Looking for modern fantasy books/stories including magical apprenticeship

Title says it all. I’m looking for works set in modern times that go into decent detail about the process of apprenticing as a mage (western/hermetic variety) and the relationship between mage and apprentice. Preferably not romantic. Anyone know any?

Thanks in advance!

How about:

http://www.amazon.ca/The-Night-Circus-Erin-Morgenstern/dp/0385671717

Edit: or better:

Interesting thought…I actually own that book, and have tried to read it before and never gotten very far. But isn’t it set in the 1800s? I’m looking for something a bit more modern than that, like mages in our modern world.

I should probably give Jonathan Strange another go, though. Lots of people seem to be quite taken with it.

Okay, what about this one:

Set in modern times. Has people learing magic.

The Darwath Trilogy by Barbara Hambly. It’s set within the past 20 years or so, but a couple of the characters cross over from our world into a parallel world, where magic works and various prehistoric critters are not extinct. There’s some romance in the books, but not between mage and apprentice. One of the sequels, Mother of Winter, shows the second generation of apprenticeship, where the former apprentice takes on an apprentice of his own, and gets payback.

Also, Jim Butcher’s Harry Dresden series has the main character take on an apprentice. The series is set in this world, in modern times. I slogged through the first book, and I think that Butcher’s writing has become better.

A certain J.K. Rowling did a whole 7 book series on this. :wink:

Oh, yeah! I’d forgotten about that one. Thanks! That one should be helpful.

Oh, cool. I didn’t know Dresden took an apprentice. I too tried slogging through the first book and didn’t get far (I suppose I should try again). Do you happen to remember the title of the book where he took the apprentice?

I’ll check out the other ones and see if they’re what I’m looking for too. Thanks!

Heehee! Yep, I’ve definitely read (or listened to, or watched movies of) the HP series more than I can count! But I’m specifically looking for a modern-day one on one mage/apprentice relationship rather than a magic school.

Thanks, though!

Proven Guilty, book 8. But he doesn’t really do any Yoda-ing until the next one, White Night.

The first two books of the series can be a bit of a slog, but Butcher really does hit a good stride through the rest. If you really like the non-romancy/porn urban fantasy, I’d highly recommend giving it a second chance.

As for the OP, there’s this: http://www.amazon.com/Magic-Malice-Mairelon-Magician-Magicians/dp/156865684X It’s set in Regency england, so it doesn’t fit the OP exactly, but you might have a gander all the same.

Jonathan Stroud’s Bartimaeus books might qualify.

I’ll read it if you write it.

But if there’s no romance you’ll never get a movie deal.

There Mort which is the fourth book in the Discworld series. Mort becomes one of Death’s apprentices. There is some romance but none of it between Mort and Death.

Robert Lynn Asprin’s Myth Adventures series is entirely about that trope, but not set on our Earth, let alone “in modern times”.

Oh, and there’s more from the Discworld series.

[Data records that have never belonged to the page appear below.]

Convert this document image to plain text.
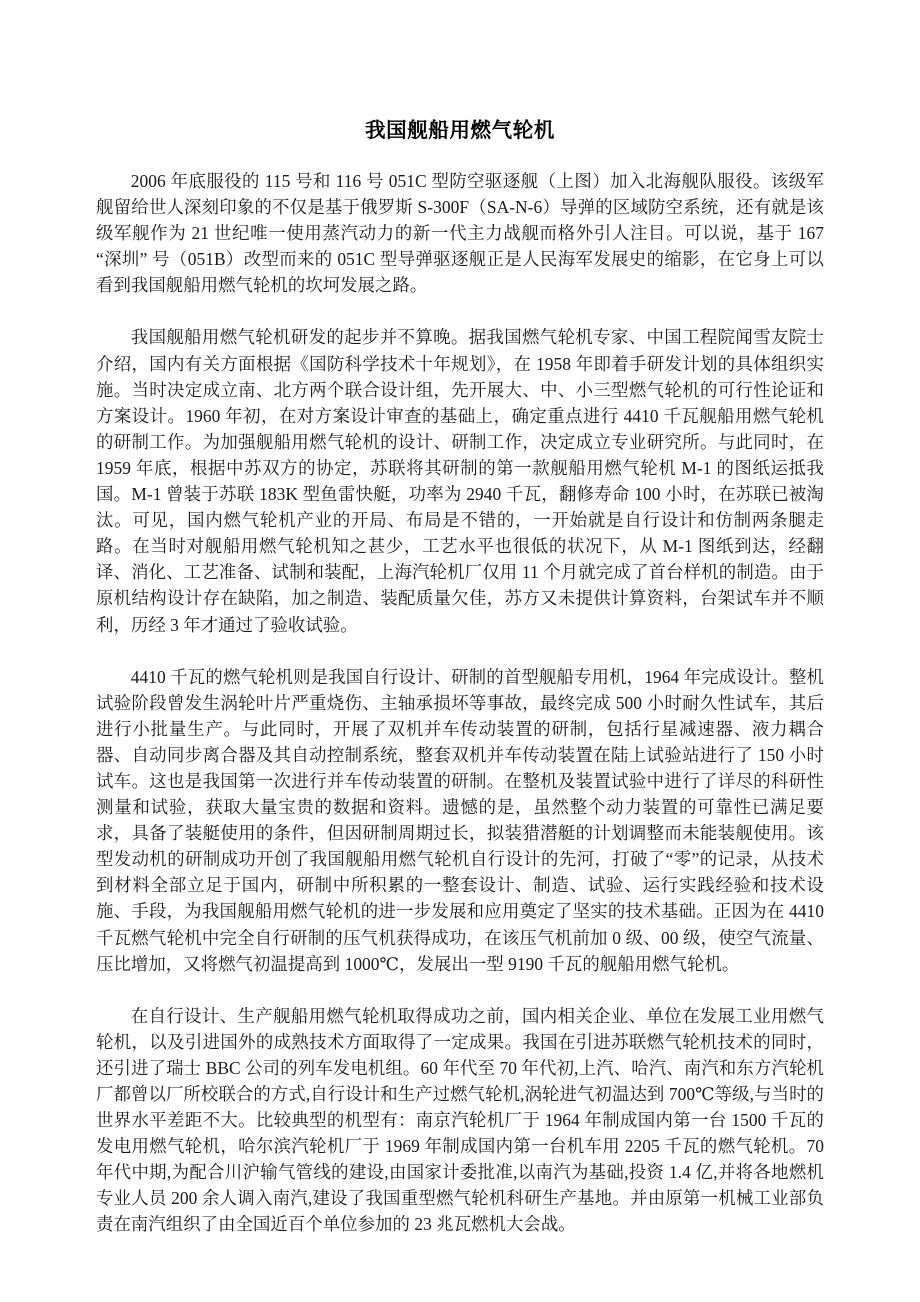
我国舰船用燃气轮机

2006 年底服役的 115 号和 116 号 051C 型防空驱逐舰（上图）加入北海舰队服役。该级军舰留给世人深刻印象的不仅是基于俄罗斯 S-300F（SA-N-6）导弹的区域防空系统，还有就是该级军舰作为 21 世纪唯一使用蒸汽动力的新一代主力战舰而格外引人注目。可以说，基于 167 “深圳” 号（051B）改型而来的 051C 型导弹驱逐舰正是人民海军发展史的缩影，在它身上可以看到我国舰船用燃气轮机的坎坷发展之路。

我国舰船用燃气轮机研发的起步并不算晚。据我国燃气轮机专家、中国工程院闻雪友院士介绍，国内有关方面根据《国防科学技术十年规划》，在 1958 年即着手研发计划的具体组织实施。当时决定成立南、北方两个联合设计组，先开展大、中、小三型燃气轮机的可行性论证和方案设计。1960 年初，在对方案设计审查的基础上，确定重点进行 4410 千瓦舰船用燃气轮机的研制工作。为加强舰船用燃气轮机的设计、研制工作，决定成立专业研究所。与此同时，在 1959 年底，根据中苏双方的协定，苏联将其研制的第一款舰船用燃气轮机 M-1 的图纸运抵我国。M-1 曾装于苏联 183K 型鱼雷快艇，功率为 2940 千瓦，翻修寿命 100 小时，在苏联已被淘汰。可见，国内燃气轮机产业的开局、布局是不错的，一开始就是自行设计和仿制两条腿走路。在当时对舰船用燃气轮机知之甚少，工艺水平也很低的状况下，从 M-1 图纸到达，经翻译、消化、工艺准备、试制和装配，上海汽轮机厂仅用 11 个月就完成了首台样机的制造。由于原机结构设计存在缺陷，加之制造、装配质量欠佳，苏方又未提供计算资料，台架试车并不顺利，历经 3 年才通过了验收试验。

4410 千瓦的燃气轮机则是我国自行设计、研制的首型舰船专用机，1964 年完成设计。整机试验阶段曾发生涡轮叶片严重烧伤、主轴承损坏等事故，最终完成 500 小时耐久性试车，其后进行小批量生产。与此同时，开展了双机并车传动装置的研制，包括行星减速器、液力耦合器、自动同步离合器及其自动控制系统，整套双机并车传动装置在陆上试验站进行了 150 小时试车。这也是我国第一次进行并车传动装置的研制。在整机及装置试验中进行了详尽的科研性测量和试验，获取大量宝贵的数据和资料。遗憾的是，虽然整个动力装置的可靠性已满足要求，具备了装艇使用的条件，但因研制周期过长，拟装猎潜艇的计划调整而未能装舰使用。该型发动机的研制成功开创了我国舰船用燃气轮机自行设计的先河，打破了“零”的记录，从技术到材料全部立足于国内，研制中所积累的一整套设计、制造、试验、运行实践经验和技术设施、手段，为我国舰船用燃气轮机的进一步发展和应用奠定了坚实的技术基础。正因为在 4410 千瓦燃气轮机中完全自行研制的压气机获得成功，在该压气机前加 0 级、00 级，使空气流量、压比增加，又将燃气初温提高到 1000℃，发展出一型 9190 千瓦的舰船用燃气轮机。

在自行设计、生产舰船用燃气轮机取得成功之前，国内相关企业、单位在发展工业用燃气轮机，以及引进国外的成熟技术方面取得了一定成果。我国在引进苏联燃气轮机技术的同时，还引进了瑞士 BBC 公司的列车发电机组。60 年代至 70 年代初,上汽、哈汽、南汽和东方汽轮机厂都曾以厂所校联合的方式,自行设计和生产过燃气轮机,涡轮进气初温达到 700℃等级,与当时的世界水平差距不大。比较典型的机型有：南京汽轮机厂于 1964 年制成国内第一台 1500 千瓦的发电用燃气轮机，哈尔滨汽轮机厂于 1969 年制成国内第一台机车用 2205 千瓦的燃气轮机。70 年代中期,为配合川沪输气管线的建设,由国家计委批准,以南汽为基础,投资 1.4 亿,并将各地燃机专业人员 200 余人调入南汽,建设了我国重型燃气轮机科研生产基地。并由原第一机械工业部负责在南汽组织了由全国近百个单位参加的 23 兆瓦燃机大会战。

The Tiffany Aching books are The Wee Free Men, A Hat Full of Sky, Wintersmith and I Shall Wear Midnight.

There’s the manga and anime series Someday’s Dreamers, set in present-day Tokyo.

Ben Aaronovitch’s “Peter Grant” series pretty much fills your bill.

The books are set in modern London: Peter Grant is a young Police Constable who is taken on as an apprentience by the last wizard in England. The books focus quite a bit on the process of learning magic and there’s definitely not much romance (and none at all between Peter and his Master!).

The style reminded me a bit of the Dresden files, with a rather laconic first-person narrator full of dry one-liners and pop cultures references but I personally enjoyed these books more than the Harry Dresden books. YMMV of course… . :wink:

I kinda already did. :slight_smile: (At least I kind of explore the relationship in those two books, but I’m writing another one where I’d like to go into a bit more detail about what the teacher actually teaches the apprentice, since that wasn’t the focus of the other two but it will be more the focus of this one).

No romance, though, sorry. :slight_smile: The mage is a straight male and the two apprentices are a gay female and another straight male. I’ve never been much of a romance writer.

Ooh, those sound good, and right about what I’m looking for. Thanks! I’ll check them out. :slight_smile:

Proven Guilty. As noted, the man’s writing skills have improved markedly over the course of the series. I found the first two books enjoyable because he follows both his genres, fantasy and film noir-style detective novels, so faithfully. I enjoyed the later books because his writing skills improved so drastically. But some of the books in between were almost unreadable because he begins to abandon the hard-boiled private eye thing in favor of his created world, but his writing skills haven’t improved enough yet to make that work. In particular, I think that Grave Peril, Blood Rites, and Death Masks are pretty bad, and if my local library hadn’t been out of them when I was picking up the series, I might not have kept reading. Death Masks in particular has a really terrible sex scene, something that Butcher has wisely refrained from repeating in later books.